We are balanced on the delicate edge of excitement and losing our minds here, in the House of Nuts. With five boys under the age of 10 having endured four weeks of building up to this moment - Christmas Eve - there is a simmering awareness that the least thing could ignite the powder keg, causing them to spontaneously combust, taking us Big Nuts with them in a haze of giddy insanity.
It's a difficult task, curbing their enthusiasm without extinguishing their wonder and joy, but a necessary one, because they can't maintain the high level of excitement without burning out. And frankly, we can't endure it any more than they can.
How wise the Church is to guide us throughout the year, giving us periods of fasting, preparation, celebrating, and ordinariness. We need all of them, in balance, in their proper time. We have had four weeks of Advent - a time of waiting and preparation - and now, at last, Christmas is upon us!

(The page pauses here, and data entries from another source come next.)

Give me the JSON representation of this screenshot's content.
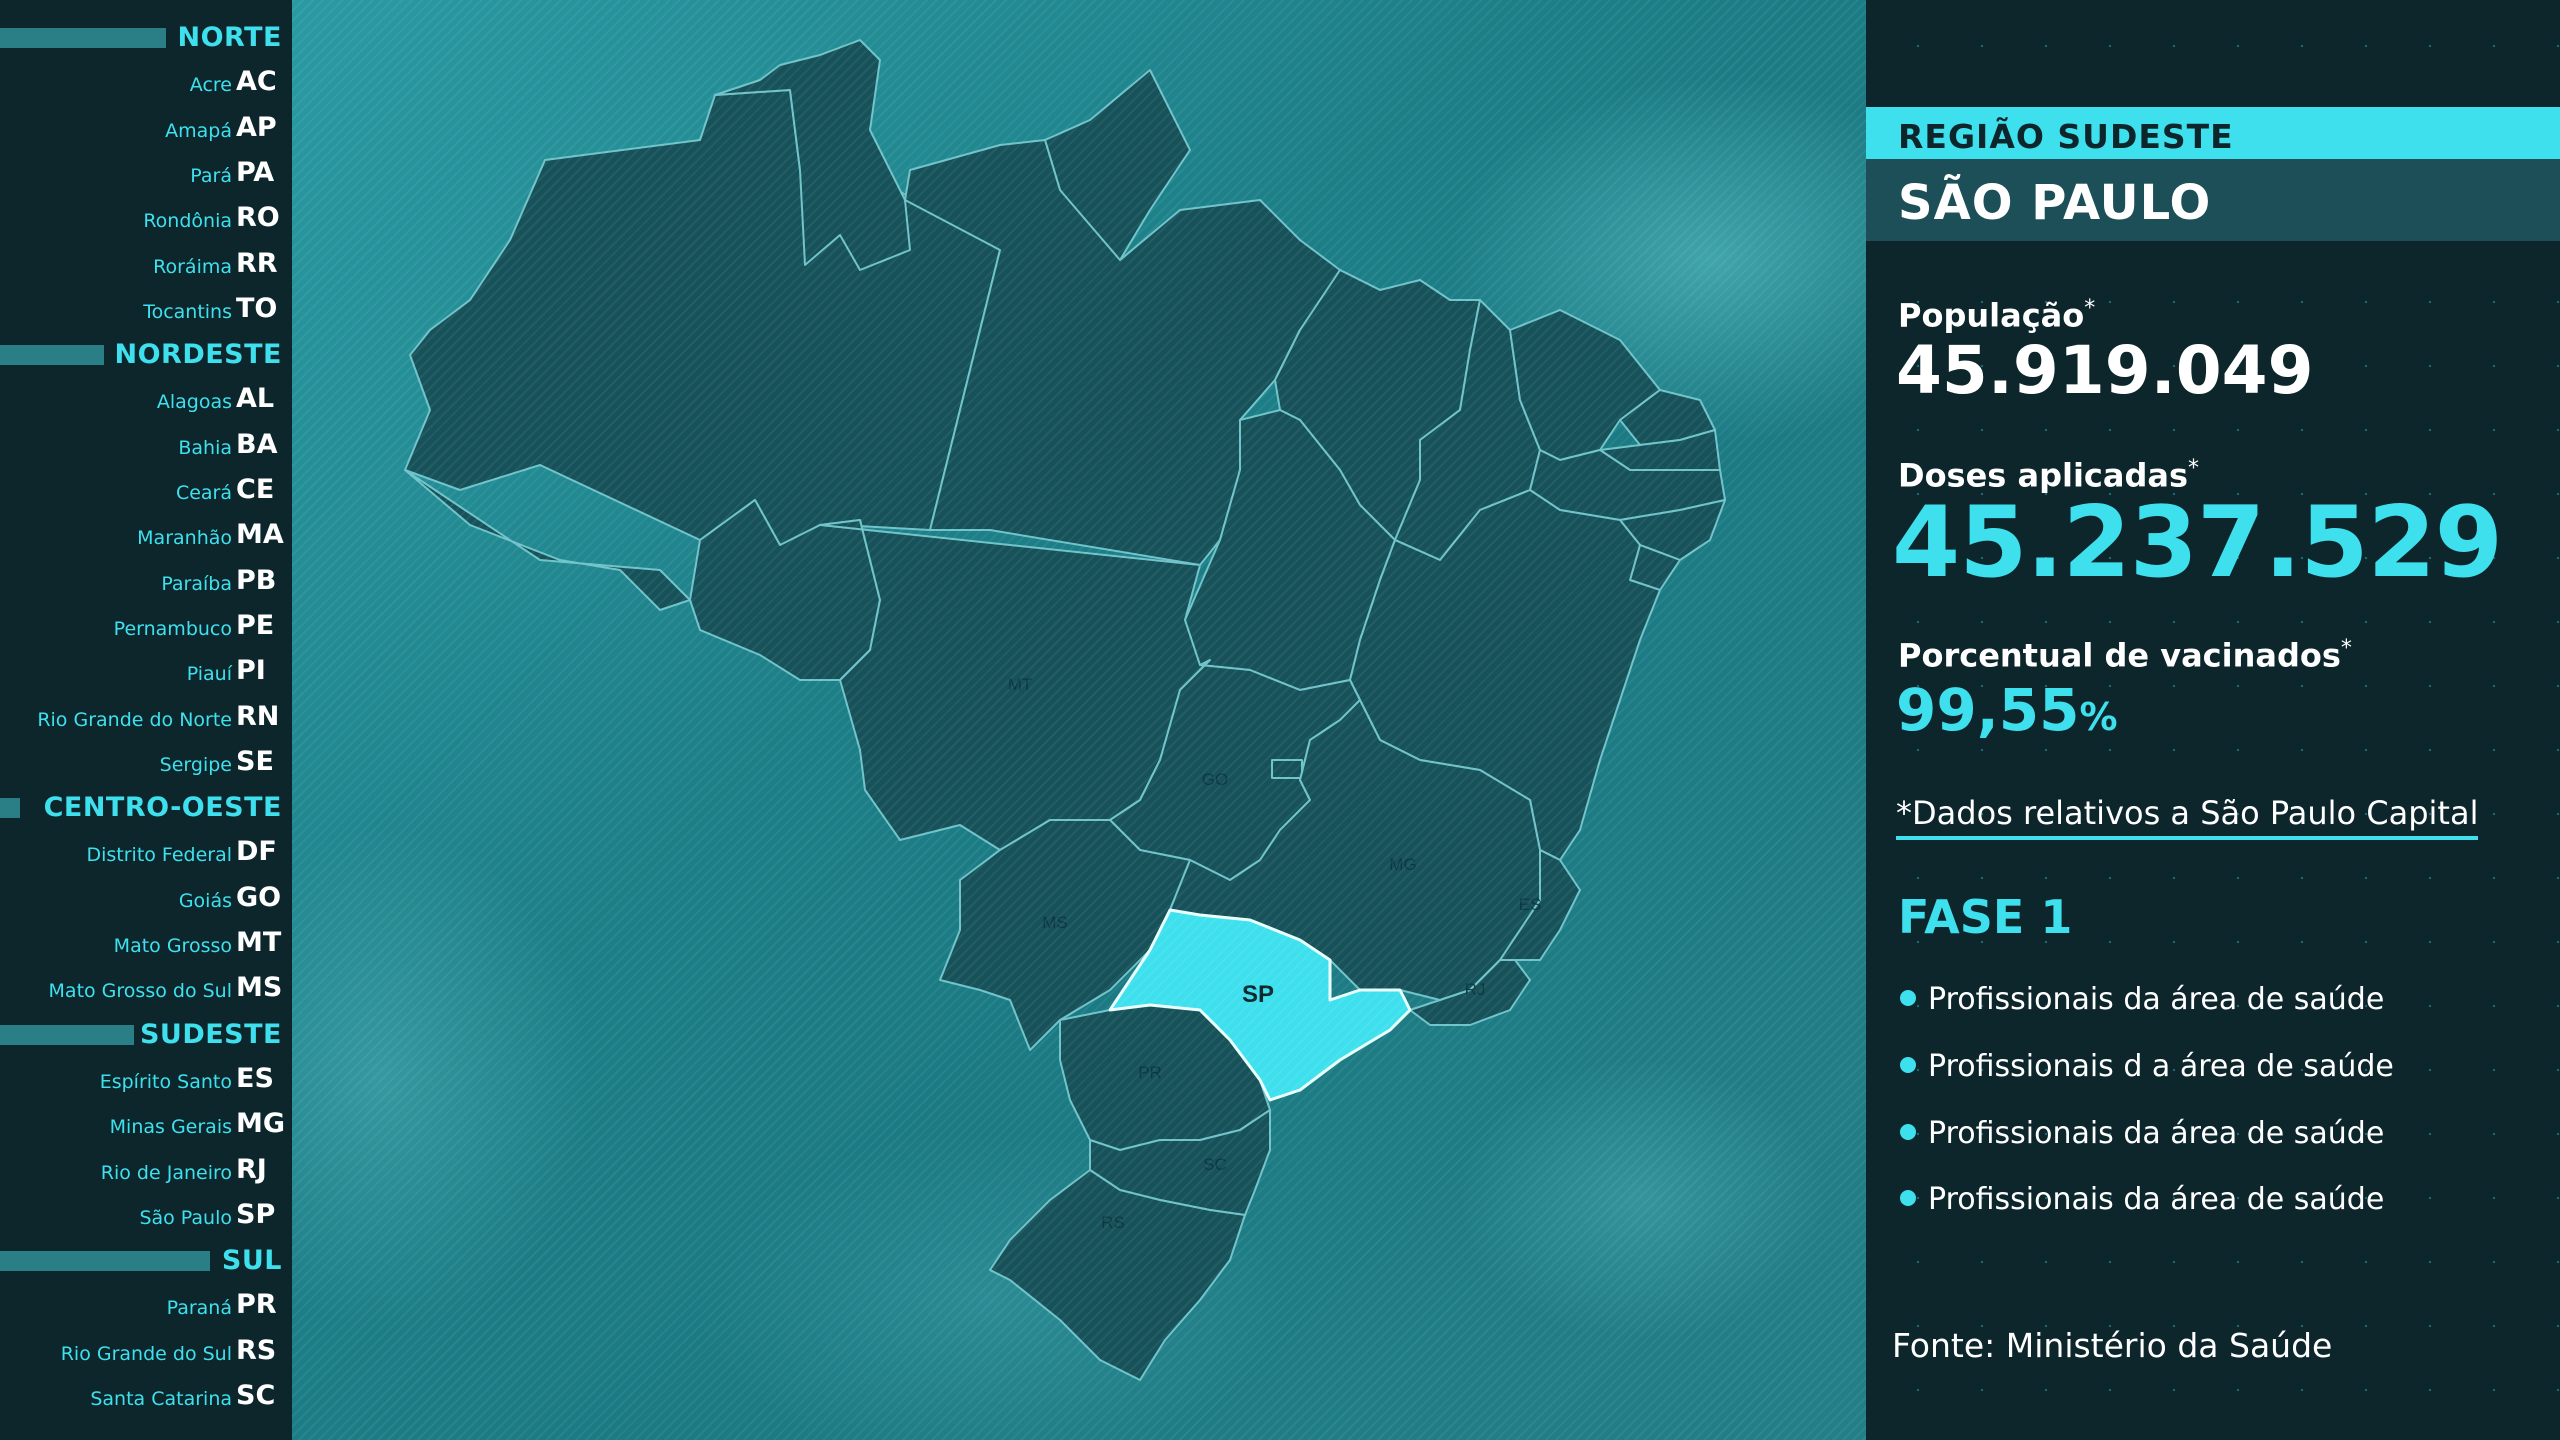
{
  "regions": [
    {
      "name": "NORTE",
      "states": [
        {
          "name": "Acre",
          "code": "AC"
        },
        {
          "name": "Amapá",
          "code": "AP"
        },
        {
          "name": "Pará",
          "code": "PA"
        },
        {
          "name": "Rondônia",
          "code": "RO"
        },
        {
          "name": "Roráima",
          "code": "RR"
        },
        {
          "name": "Tocantins",
          "code": "TO"
        }
      ]
    },
    {
      "name": "NORDESTE",
      "states": [
        {
          "name": "Alagoas",
          "code": "AL"
        },
        {
          "name": "Bahia",
          "code": "BA"
        },
        {
          "name": "Ceará",
          "code": "CE"
        },
        {
          "name": "Maranhão",
          "code": "MA"
        },
        {
          "name": "Paraíba",
          "code": "PB"
        },
        {
          "name": "Pernambuco",
          "code": "PE"
        },
        {
          "name": "Piauí",
          "code": "PI"
        },
        {
          "name": "Rio Grande do Norte",
          "code": "RN"
        },
        {
          "name": "Sergipe",
          "code": "SE"
        }
      ]
    },
    {
      "name": "CENTRO-OESTE",
      "states": [
        {
          "name": "Distrito Federal",
          "code": "DF"
        },
        {
          "name": "Goiás",
          "code": "GO"
        },
        {
          "name": "Mato Grosso",
          "code": "MT"
        },
        {
          "name": "Mato Grosso do Sul",
          "code": "MS"
        }
      ]
    },
    {
      "name": "SUDESTE",
      "states": [
        {
          "name": "Espírito Santo",
          "code": "ES"
        },
        {
          "name": "Minas Gerais",
          "code": "MG"
        },
        {
          "name": "Rio de Janeiro",
          "code": "RJ"
        },
        {
          "name": "São Paulo",
          "code": "SP"
        }
      ]
    },
    {
      "name": "SUL",
      "states": [
        {
          "name": "Paraná",
          "code": "PR"
        },
        {
          "name": "Rio Grande do Sul",
          "code": "RS"
        },
        {
          "name": "Santa Catarina",
          "code": "SC"
        }
      ]
    }
  ],
  "map": {
    "highlighted_state": "SP",
    "labels": {
      "sp": "SP",
      "mt": "MT",
      "go": "GO",
      "ms": "MS",
      "mg": "MG",
      "es": "ES",
      "rj": "RJ",
      "pr": "PR",
      "sc": "SC",
      "rs": "RS"
    },
    "colors": {
      "highlight": "#3fe0ee",
      "state_fill": "#17525a",
      "border": "#6fc3c9"
    }
  },
  "panel": {
    "region_title": "REGIÃO SUDESTE",
    "state_title": "SÃO PAULO",
    "population_label": "População",
    "population_value": "45.919.049",
    "doses_label": "Doses aplicadas",
    "doses_value": "45.237.529",
    "percent_label": "Porcentual de vacinados",
    "percent_value": "99,55",
    "percent_unit": "%",
    "asterisk": "*",
    "note": "*Dados relativos a São Paulo Capital",
    "phase_title": "FASE 1",
    "phase_items": [
      "Profissionais da área de saúde",
      "Profissionais d a área de saúde",
      "Profissionais da área de saúde",
      "Profissionais da área de saúde"
    ],
    "source": "Fonte: Ministério da Saúde"
  }
}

I've felt a great deal of trepidition about this one. It's The First One without Pop, and if you had asked me four weeks ago, I would have preferred to not do it at all, thank you very much. However, the intervening time has brought some peace. Most of all I've come to accept that I don't miss him any less because we're still celebrating Christmas. It's ok that I'm not miserable without him. It's taken a year to come to this point - a very long Advent.
Christmas is about hope and promises fulfilled. My Christmas wish for you, dear reader, is that you will experience the truth of that over the next 12 days.
A most blessed Christmas season to you and yours from the Lighthouse.